Abubakar Garima, President of the Independent Petroleum Marketers Association of Nigeria (IPMAN), has revealed that the organization is currently facing an outstanding debt of over 40 billion naira with the NNPCL. He expressed surprise at Aliko Dangote’s claim of possessing more than 500 million liters of petrol, stating that IPMAN is prepared to purchase fuel directly from Dangote if he is willing to sell.
Garima emphasized that his members are not engaged in petrol imports, contradicting Dangote’s assertions. He argued that instead of routing purchases through the NNPCL, Dangote’s refinery should allow independent marketers to register directly for more efficient product loading.
“We are ready to buy the product if it can be sold to us directly, as we have the funds available. However, despite our substantial payment held by the NNPCL, we are unable to obtain the fuel,” Garima noted. He recounted instances where marketers sent to load at Dangote’s facility experienced delays, with some waiting up to four days without being able to fill their trucks.
In a recent meeting with President Bola Tinubu, Dangote claimed his refinery is not receiving sufficient patronage from marketers.
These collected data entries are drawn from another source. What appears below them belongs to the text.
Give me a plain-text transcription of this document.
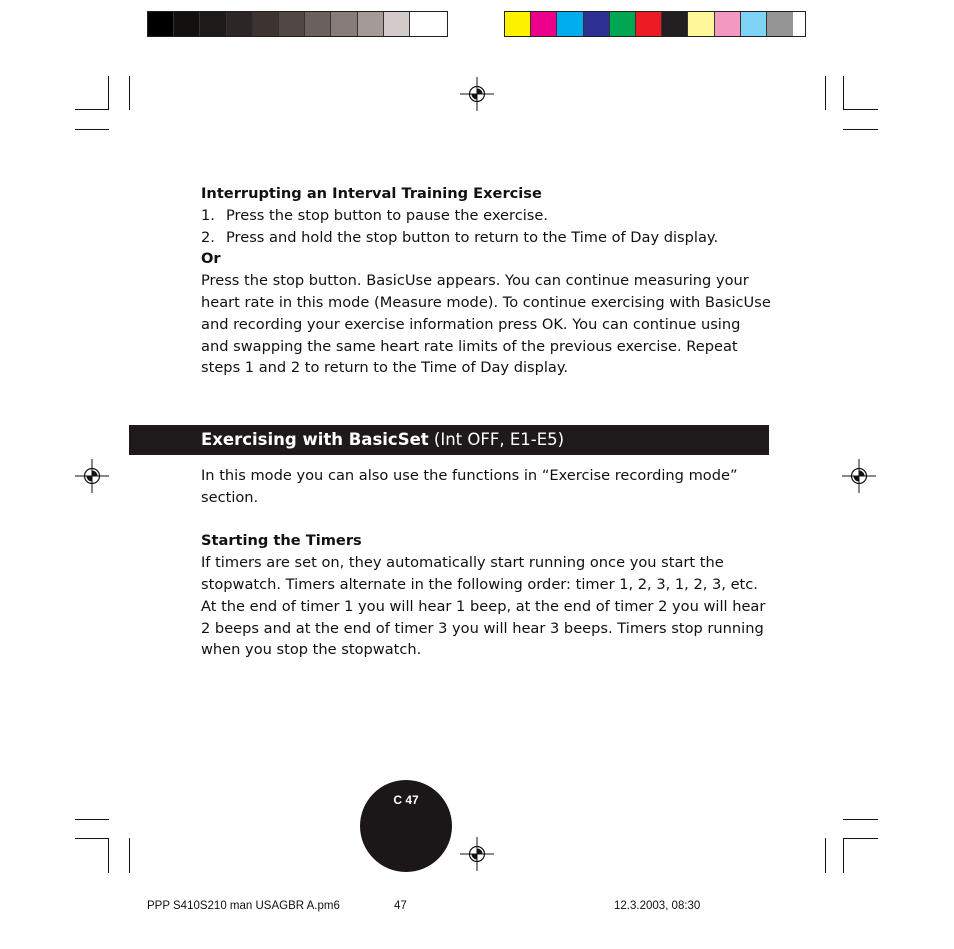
Interrupting an Interval Training Exercise

1. Press the stop button to pause the exercise.
2. Press and hold the stop button to return to the Time of Day display.

Or

Press the stop button. BasicUse appears. You can continue measuring your heart rate in this mode (Measure mode). To continue exercising with BasicUse and recording your exercise information press OK. You can continue using and swapping the same heart rate limits of the previous exercise. Repeat steps 1 and 2 to return to the Time of Day display.

Exercising with BasicSet (Int OFF, E1-E5)

In this mode you can also use the functions in “Exercise recording mode” section.

Starting the Timers

If timers are set on, they automatically start running once you start the stopwatch. Timers alternate in the following order: timer 1, 2, 3, 1, 2, 3, etc. At the end of timer 1 you will hear 1 beep, at the end of timer 2 you will hear 2 beeps and at the end of timer 3 you will hear 3 beeps. Timers stop running when you stop the stopwatch.

C 47
PPP S410S210 man USAGBR A.pm6	47	12.3.2003, 08:30
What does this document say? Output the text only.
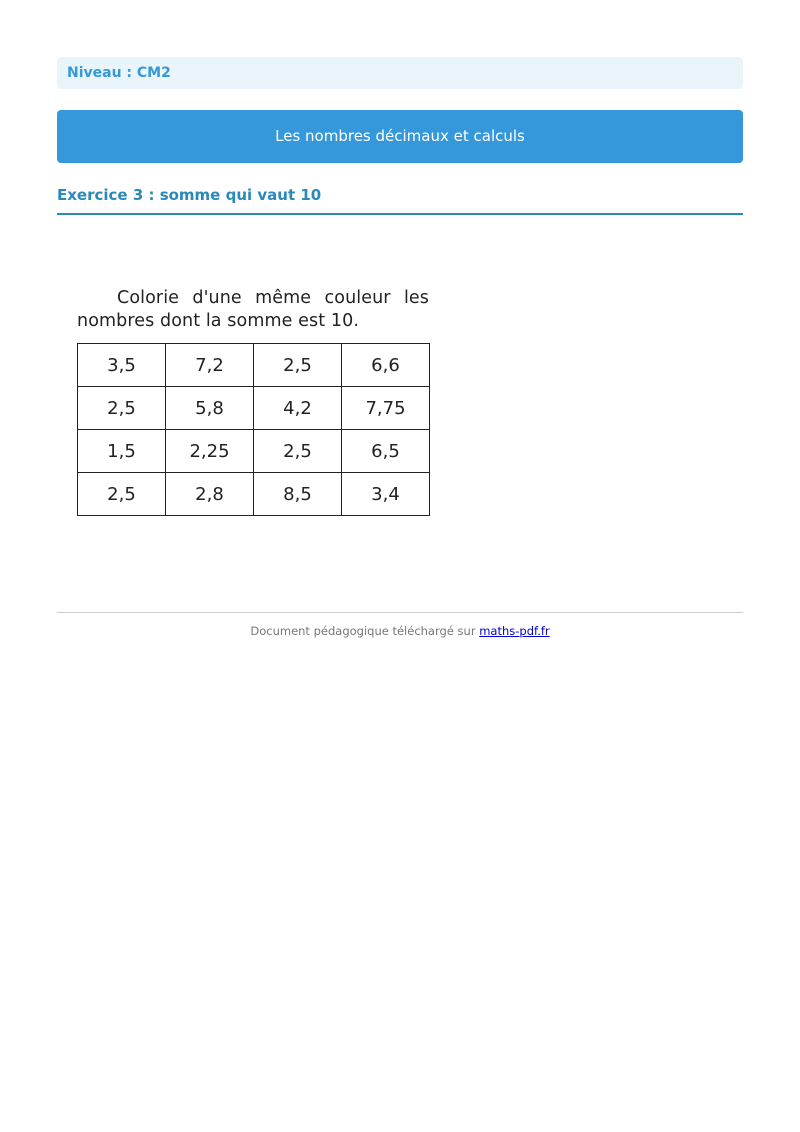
Niveau : CM2
Les nombres décimaux et calculs
Exercice 3 : somme qui vaut 10
Colorie d'une même couleur les nombres dont la somme est 10.
3,5	7,2	2,5	6,6
2,5	5,8	4,2	7,75
1,5	2,25	2,5	6,5
2,5	2,8	8,5	3,4
Document pédagogique téléchargé sur maths-pdf.fr
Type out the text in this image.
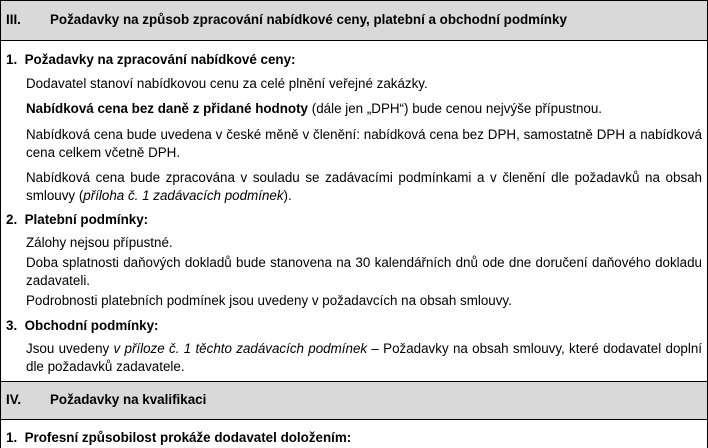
III. Požadavky na způsob zpracování nabídkové ceny, platební a obchodní podmínky
1.  Požadavky na zpracování nabídkové ceny:
Dodavatel stanoví nabídkovou cenu za celé plnění veřejné zakázky.
Nabídková cena bez daně z přidané hodnoty (dále jen „DPH“) bude cenou nejvýše přípustnou.
Nabídková cena bude uvedena v české měně v členění: nabídková cena bez DPH, samostatně DPH a nabídková cena celkem včetně DPH.
Nabídková cena bude zpracována v souladu se zadávacími podmínkami a v členění dle požadavků na obsah smlouvy (příloha č. 1 zadávacích podmínek).
2.  Platební podmínky:
Zálohy nejsou přípustné.
Doba splatnosti daňových dokladů bude stanovena na 30 kalendářních dnů ode dne doručení daňového dokladu zadavateli.
Podrobnosti platebních podmínek jsou uvedeny v požadavcích na obsah smlouvy.
3.  Obchodní podmínky:
Jsou uvedeny v příloze č. 1 těchto zadávacích podmínek – Požadavky na obsah smlouvy, které dodavatel doplní dle požadavků zadavatele.
IV. Požadavky na kvalifikaci
1.  Profesní způsobilost prokáže dodavatel doložením:
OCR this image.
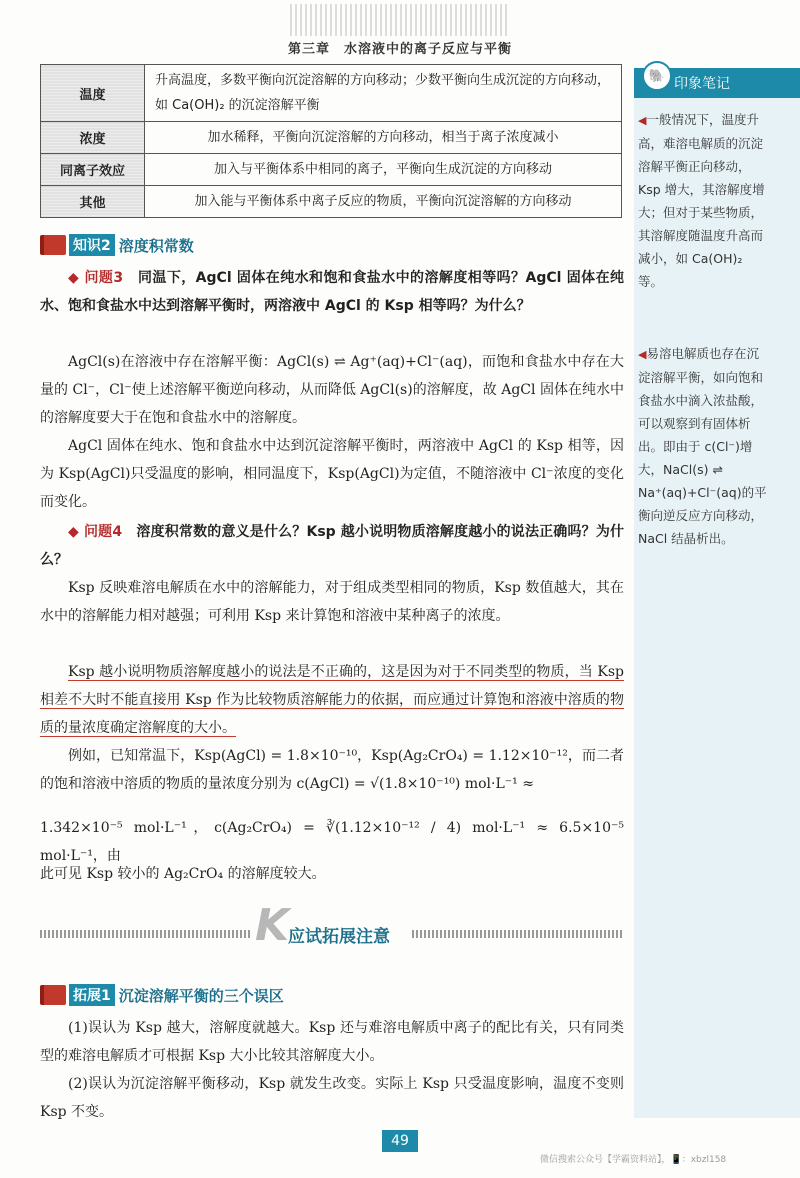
第三章　水溶液中的离子反应与平衡
印象笔记
🐘
◀一般情况下，温度升高，难溶电解质的沉淀溶解平衡正向移动，Ksp 增大，其溶解度增大；但对于某些物质，其溶解度随温度升高而减小，如 Ca(OH)₂ 等。
◀易溶电解质也存在沉淀溶解平衡，如向饱和食盐水中滴入浓盐酸，可以观察到有固体析出。即由于 c(Cl⁻)增大，NaCl(s) ⇌ Na⁺(aq)+Cl⁻(aq)的平衡向逆反应方向移动，NaCl 结晶析出。
温度	升高温度，多数平衡向沉淀溶解的方向移动；少数平衡向生成沉淀的方向移动，如 Ca(OH)₂ 的沉淀溶解平衡
浓度	加水稀释，平衡向沉淀溶解的方向移动，相当于离子浓度减小
同离子效应	加入与平衡体系中相同的离子，平衡向生成沉淀的方向移动
其他	加入能与平衡体系中离子反应的物质，平衡向沉淀溶解的方向移动
知识2 溶度积常数
◆ 问题3　 同温下，AgCl 固体在纯水和饱和食盐水中的溶解度相等吗？AgCl 固体在纯水、饱和食盐水中达到溶解平衡时，两溶液中 AgCl 的 Ksp 相等吗？为什么？
AgCl(s)在溶液中存在溶解平衡：AgCl(s) ⇌ Ag⁺(aq)+Cl⁻(aq)，而饱和食盐水中存在大量的 Cl⁻，Cl⁻使上述溶解平衡逆向移动，从而降低 AgCl(s)的溶解度，故 AgCl 固体在纯水中的溶解度要大于在饱和食盐水中的溶解度。
AgCl 固体在纯水、饱和食盐水中达到沉淀溶解平衡时，两溶液中 AgCl 的 Ksp 相等，因为 Ksp(AgCl)只受温度的影响，相同温度下，Ksp(AgCl)为定值，不随溶液中 Cl⁻浓度的变化而变化。
◆ 问题4　 溶度积常数的意义是什么？Ksp 越小说明物质溶解度越小的说法正确吗？为什么？
Ksp 反映难溶电解质在水中的溶解能力，对于组成类型相同的物质，Ksp 数值越大，其在水中的溶解能力相对越强；可利用 Ksp 来计算饱和溶液中某种离子的浓度。
Ksp 越小说明物质溶解度越小的说法是不正确的，这是因为对于不同类型的物质，当 Ksp 相差不大时不能直接用 Ksp 作为比较物质溶解能力的依据，而应通过计算饱和溶液中溶质的物质的量浓度确定溶解度的大小。
例如，已知常温下，Ksp(AgCl) = 1.8×10⁻¹⁰，Ksp(Ag₂CrO₄) = 1.12×10⁻¹²，而二者的饱和溶液中溶质的物质的量浓度分别为 c(AgCl) = √(1.8×10⁻¹⁰) mol·L⁻¹ ≈
1.342×10⁻⁵ mol·L⁻¹，c(Ag₂CrO₄) = ∛(1.12×10⁻¹² / 4) mol·L⁻¹ ≈ 6.5×10⁻⁵ mol·L⁻¹，由
此可见 Ksp 较小的 Ag₂CrO₄ 的溶解度较大。
K
应试拓展注意
拓展1 沉淀溶解平衡的三个误区
(1)误认为 Ksp 越大，溶解度就越大。Ksp 还与难溶电解质中离子的配比有关，只有同类型的难溶电解质才可根据 Ksp 大小比较其溶解度大小。
(2)误认为沉淀溶解平衡移动，Ksp 就发生改变。实际上 Ksp 只受温度影响，温度不变则 Ksp 不变。
49
微信搜索公众号【学霸资料站】，📱：xbzl158
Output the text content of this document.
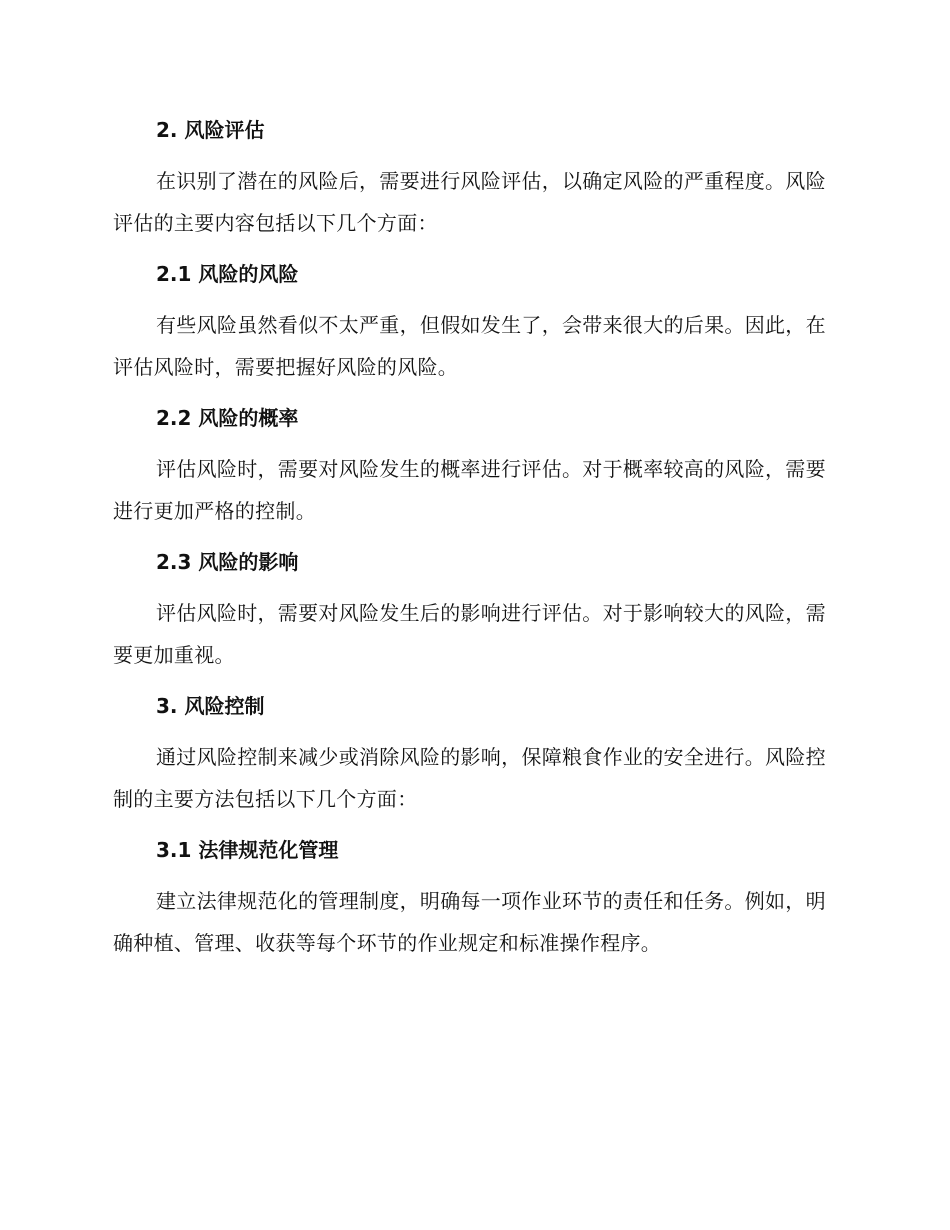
2. 风险评估

在识别了潜在的风险后，需要进行风险评估，以确定风险的严重程度。风险评估的主要内容包括以下几个方面：

2.1 风险的风险

有些风险虽然看似不太严重，但假如发生了，会带来很大的后果。因此，在评估风险时，需要把握好风险的风险。

2.2 风险的概率

评估风险时，需要对风险发生的概率进行评估。对于概率较高的风险，需要进行更加严格的控制。

2.3 风险的影响

评估风险时，需要对风险发生后的影响进行评估。对于影响较大的风险，需要更加重视。

3. 风险控制

通过风险控制来减少或消除风险的影响，保障粮食作业的安全进行。风险控制的主要方法包括以下几个方面：

3.1 法律规范化管理

建立法律规范化的管理制度，明确每一项作业环节的责任和任务。例如，明确种植、管理、收获等每个环节的作业规定和标准操作程序。
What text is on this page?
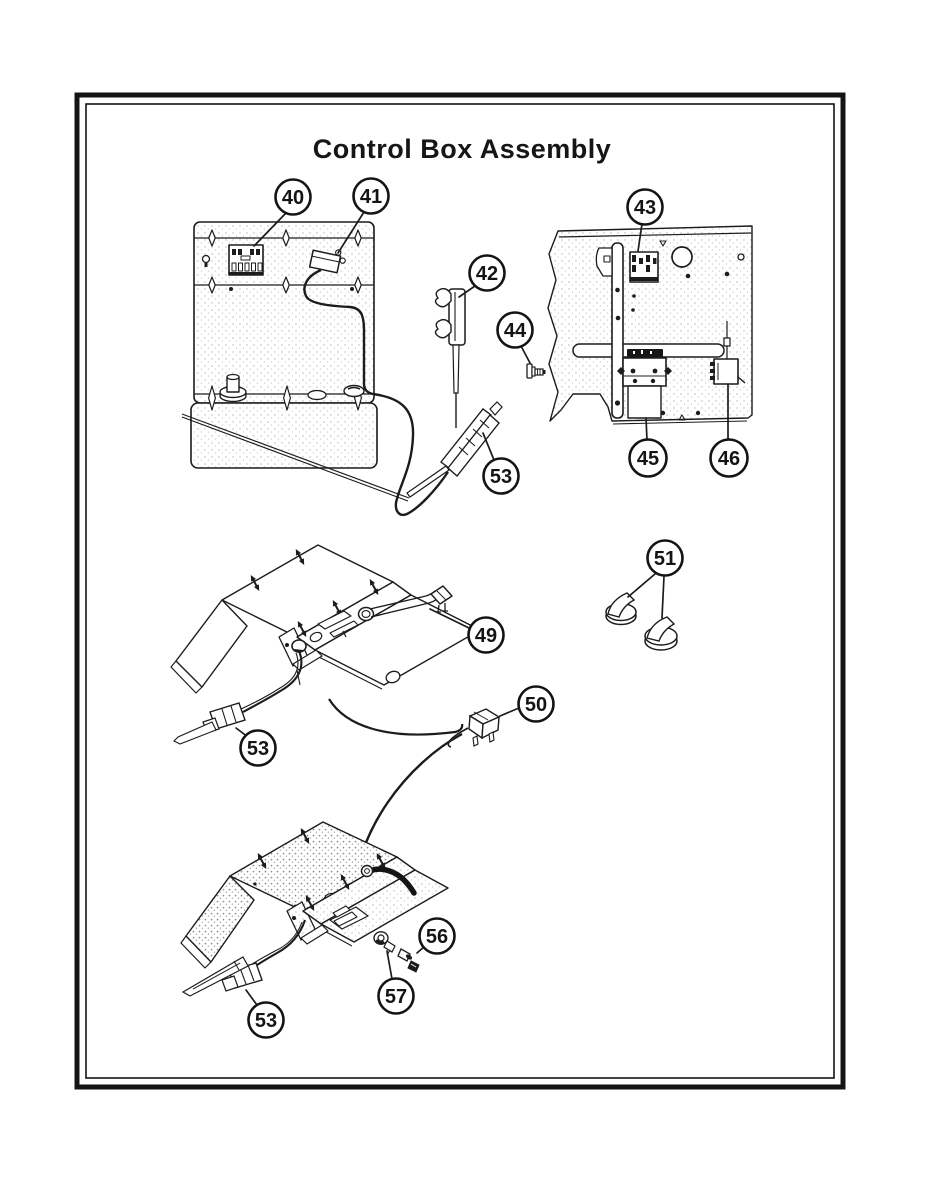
Control Box Assembly
40	41
42
43
44
45	46
49
50
51
53
53
53
56
57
However, Garima countered that with IPMAN’s large membership and financial commitment, there should be a direct supply channel to alleviate the issues at hand.
He suggested that if Dangote were to permit independent marketers to procure fuel directly, it could lead to a decrease in petrol prices. Garima urged Dangote to reassess his pricing strategy, questioning whether his rates are competitive compared to imported fuel.
As Nigerians face soaring food and energy costs—exacerbated by a recent spike in petrol prices from under 200 to over 1,000 naira per litre—many have attributed these challenges to the removal of petrol subsidies and forex rate adjustments under the Tinubu administration. This has forced many to rely on public transportation instead of their own vehicles.